Дорис Лессинг - Маара и Данн
— Хорошо. Свободен. Приходи к сестре, когда время будет.
Данн еще раз отсалютовал, развернулся и четким шагом вышел, многозначительно взглянув на Маару, напоминая о планах побега.
Шабис сел на место, оставленное Данном.
— Маара, а ты не желаешь стать шпионкой? — Он расхохотался, увидев, какую брезгливую мину она состроила. — Я бы хотел, чтобы ты сопровождала меня на переговоры, а потом осталась для работы над планом — и для наблюдения, естественно. Это ненадолго.
— И я там останусь одна? Среди хеннов? — Маару охватил ужас. — Да я ведь их друг от друга не отличу. Удивляюсь, как они сами разбираются.
— Не очень-то они разбираются. Поэтому и ввели метки, специальные значки.
— Почему они такие? Какая-то болезнь?
— Не знаю. Думаю, что какая-то внутренняя сущность растворяется в них, растекается и глохнет…
Маара сосредоточилась и продекламировала:
Искра жизни, огонек летучийГаснет, разгореться не успев…
— Откуда это? — удивился Шабис.
— Не знаю. У меня в голове часто вертятся какие-то слова, фразы, неясные мысли, и я не знаю, откуда они берутся. Может быть, из детства.
— Что ж, верно схвачено. Искра, летучий огонек. Но гаснет он, там, или глохнет, а пулеброс-то они скопировали, а не мы. Соображают все-таки.
— И потому мне еще меньше нравятся.
— Значит, не хочешь?
— Шабис, зачем ты спрашиваешь? Я ведь твоя пленница и должна тебе подчиняться.
— И только?
— Да я и сама не знаю. Долго над этим размышляю. От этих хеннов просто мурашки по коже ползут. Кажется, я поняла эти строчки про искру жизни, только когда их увидела.
Маара долго размышляла, оставшись одна в своей комнате. В своей комнате! Наедине сама с собой! Разве это не счастье?
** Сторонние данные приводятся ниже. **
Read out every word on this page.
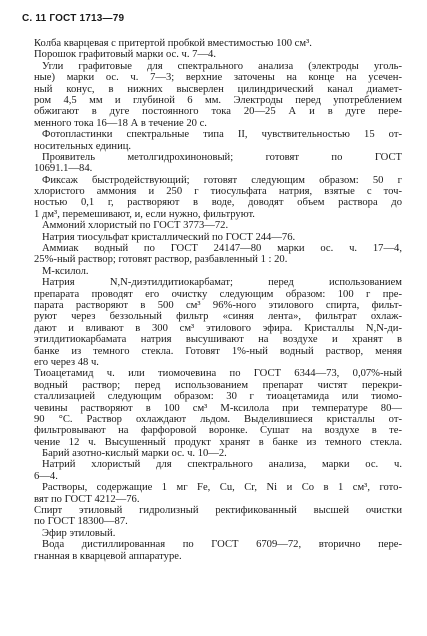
С. 11 ГОСТ 1713—79
Колба кварцевая с притертой пробкой вместимостью 100 см³.
Порошок графитовый марки ос. ч. 7—4.
Угли графитовые для спектрального анализа (электроды уголь-
ные) марки ос. ч. 7—3; верхние заточены на конце на усечен-
ный конус, в нижних высверлен цилиндрический канал диамет-
ром 4,5 мм и глубиной 6 мм. Электроды перед употреблением
обжигают в дуге постоянного тока 20—25 А и в дуге пере-
менного тока 16—18 А в течение 20 с.
Фотопластинки спектральные типа II, чувствительностью 15 от-
носительных единиц.
Проявитель метолгидрохиноновый; готовят по ГОСТ
10691.1—84.
Фиксаж быстродействующий; готовят следующим образом: 50 г
хлористого аммония и 250 г тиосульфата натрия, взятые с точ-
ностью 0,1 г, растворяют в воде, доводят объем раствора до
1 дм³, перемешивают, и, если нужно, фильтруют.
Аммоний хлористый по ГОСТ 3773—72.
Натрия тиосульфат кристаллический по ГОСТ 244—76.
Аммиак водный по ГОСТ 24147—80 марки ос. ч. 17—4,
25%-ный раствор; готовят раствор, разбавленный 1 : 20.
М-ксилол.
Натрия N,N-диэтилдитиокарбамат; перед использованием
препарата проводят его очистку следующим образом: 100 г пре-
парата растворяют в 500 см³ 96%-ного этилового спирта, фильт-
руют через беззольный фильтр «синяя лента», фильтрат охлаж-
дают и вливают в 300 см³ этилового эфира. Кристаллы N,N-ди-
этилдитиокарбамата натрия высушивают на воздухе и хранят в
банке из темного стекла. Готовят 1%-ный водный раствор, меняя
его через 48 ч.
Тиоацетамид ч. или тиомочевина по ГОСТ 6344—73, 0,07%-ный
водный раствор; перед использованием препарат чистят перекри-
сталлизацией следующим образом: 30 г тиоацетамида или тиомо-
чевины растворяют в 100 см³ М-ксилола при температуре 80—
90 °С. Раствор охлаждают льдом. Выделившиеся кристаллы от-
фильтровывают на фарфоровой воронке. Сушат на воздухе в те-
чение 12 ч. Высушенный продукт хранят в банке из темного стекла.
Барий азотно-кислый марки ос. ч. 10—2.
Натрий хлористый для спектрального анализа, марки ос. ч.
6—4.
Растворы, содержащие 1 мг Fe, Cu, Cr, Ni и Co в 1 см³, гото-
вят по ГОСТ 4212—76.
Спирт этиловый гидролизный ректификованный высшей очистки
по ГОСТ 18300—87.
Эфир этиловый.
Вода дистиллированная по ГОСТ 6709—72, вторично пере-
гнанная в кварцевой аппаратуре.
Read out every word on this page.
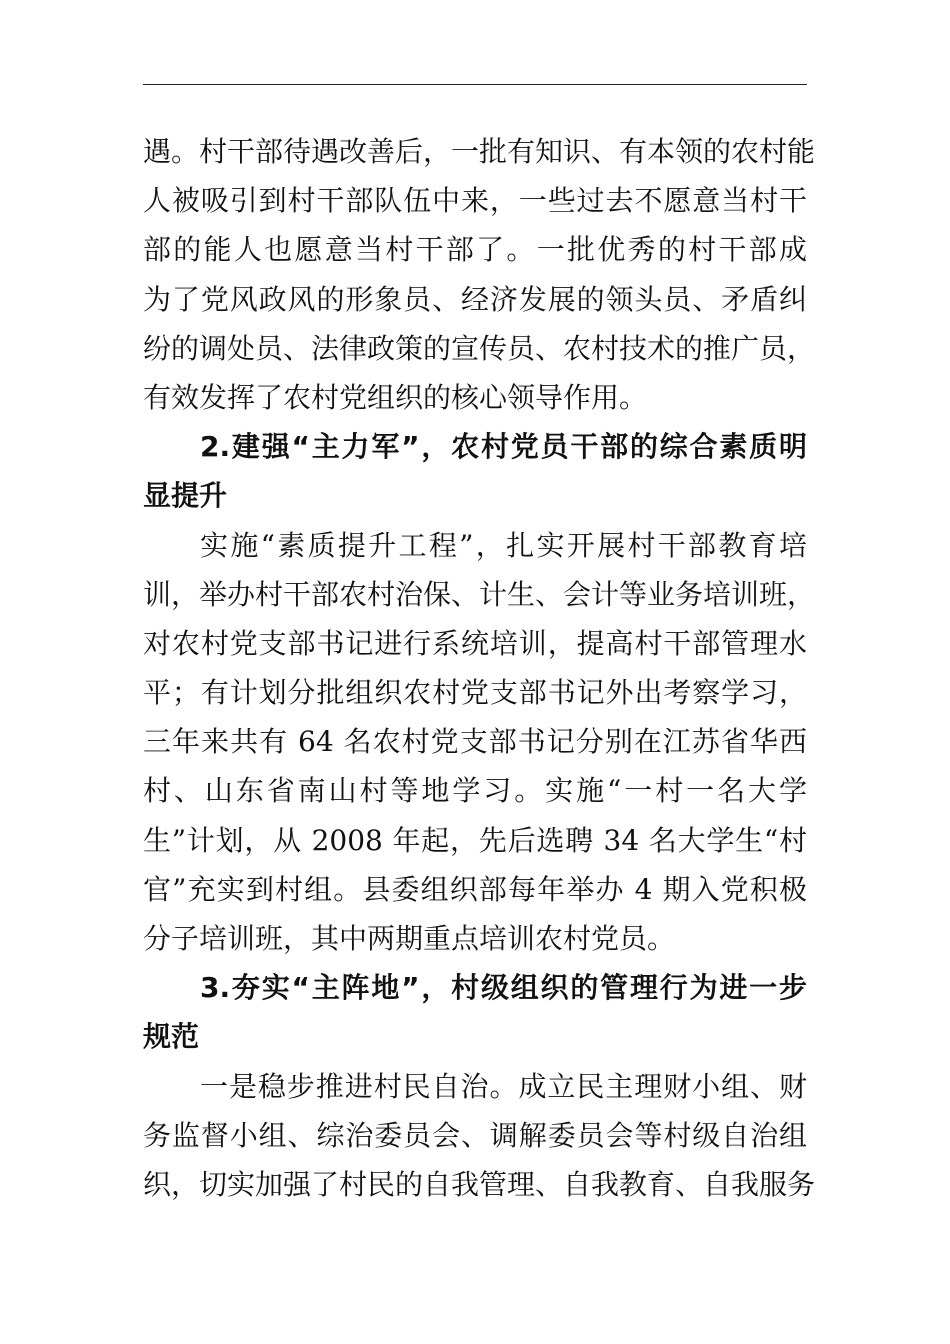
遇。村干部待遇改善后，一批有知识、有本领的农村能
人被吸引到村干部队伍中来，一些过去不愿意当村干
部的能人也愿意当村干部了。一批优秀的村干部成
为了党风政风的形象员、经济发展的领头员、矛盾纠
纷的调处员、法律政策的宣传员、农村技术的推广员，
有效发挥了农村党组织的核心领导作用。
2.建强“主力军”，农村党员干部的综合素质明
显提升
实施“素质提升工程”，扎实开展村干部教育培
训，举办村干部农村治保、计生、会计等业务培训班，
对农村党支部书记进行系统培训，提高村干部管理水
平；有计划分批组织农村党支部书记外出考察学习，
三年来共有 64 名农村党支部书记分别在江苏省华西
村、山东省南山村等地学习。实施“一村一名大学
生”计划，从 2008 年起，先后选聘 34 名大学生“村
官”充实到村组。县委组织部每年举办 4 期入党积极
分子培训班，其中两期重点培训农村党员。
3.夯实“主阵地”，村级组织的管理行为进一步
规范
一是稳步推进村民自治。成立民主理财小组、财
务监督小组、综治委员会、调解委员会等村级自治组
织，切实加强了村民的自我管理、自我教育、自我服务
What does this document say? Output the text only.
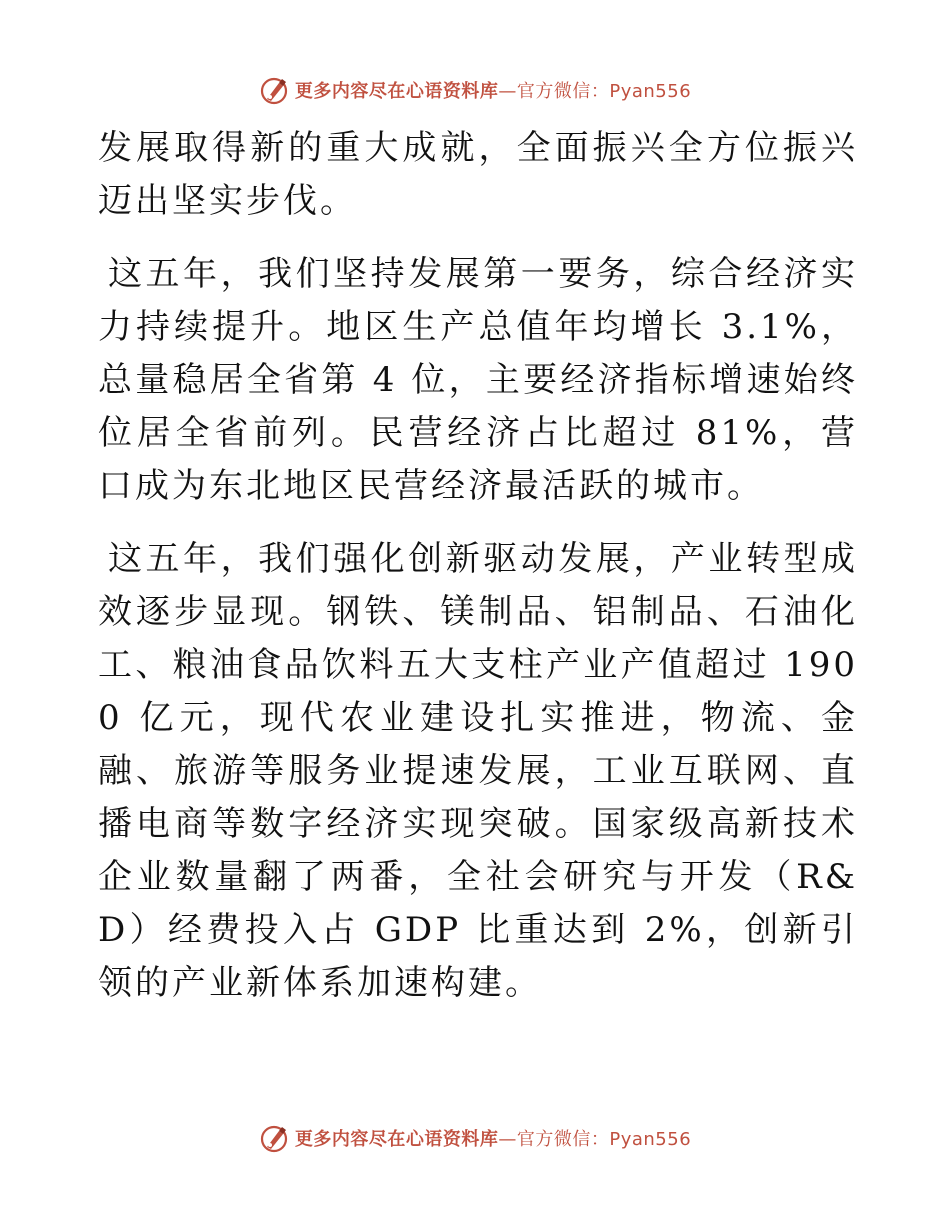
更多内容尽在心语资料库—官方微信：Pyan556

发展取得新的重大成就，全面振兴全方位振兴迈出坚实步伐。

这五年，我们坚持发展第一要务，综合经济实力持续提升。地区生产总值年均增长 3.1%，总量稳居全省第 4 位，主要经济指标增速始终位居全省前列。民营经济占比超过 81%，营口成为东北地区民营经济最活跃的城市。

这五年，我们强化创新驱动发展，产业转型成效逐步显现。钢铁、镁制品、铝制品、石油化工、粮油食品饮料五大支柱产业产值超过 1900 亿元，现代农业建设扎实推进，物流、金融、旅游等服务业提速发展，工业互联网、直播电商等数字经济实现突破。国家级高新技术企业数量翻了两番，全社会研究与开发（R&D）经费投入占 GDP 比重达到 2%，创新引领的产业新体系加速构建。

更多内容尽在心语资料库—官方微信：Pyan556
Шабис хотел преобразовать страну, сделать ее свободнее, легче на подъем, использовать сэкономленные от войны деньги на развитие хозяйства. Но так ли уж много уходило на войну? Битвы случались не часто, в основном мелкие стычки. Данн не ошибался, называя Чарад — по крайней мере, эту его часть — застойной дырой. Армия владела фермами и мастерскими, строила города на развалинах старых, обучала мужчин и женщин, жизнь текла урегулированным порядком. Шабис собирался сократить армию вдвое, оставив войска на случай непредвиденных нападений противника. Но освобожденных от армии людей нужно будет чем-то занять. Какой работой? Шабис предполагал заняться перестройкой старых городов и очисткой русел рек. Но когда люди, ныне связанные армейской дисциплиной, начнут конкурировать друг с другом из-за работы, что тогда? С армейской, генеральской точки зрения все просто. Но Маара видела опасности, кроющиеся в недовольстве населения, видела и угрозу со стороны мака. Шабис на это возразил, что будет разработана специальная система наказаний, предусматривающая суды, тюрьмы, полицию.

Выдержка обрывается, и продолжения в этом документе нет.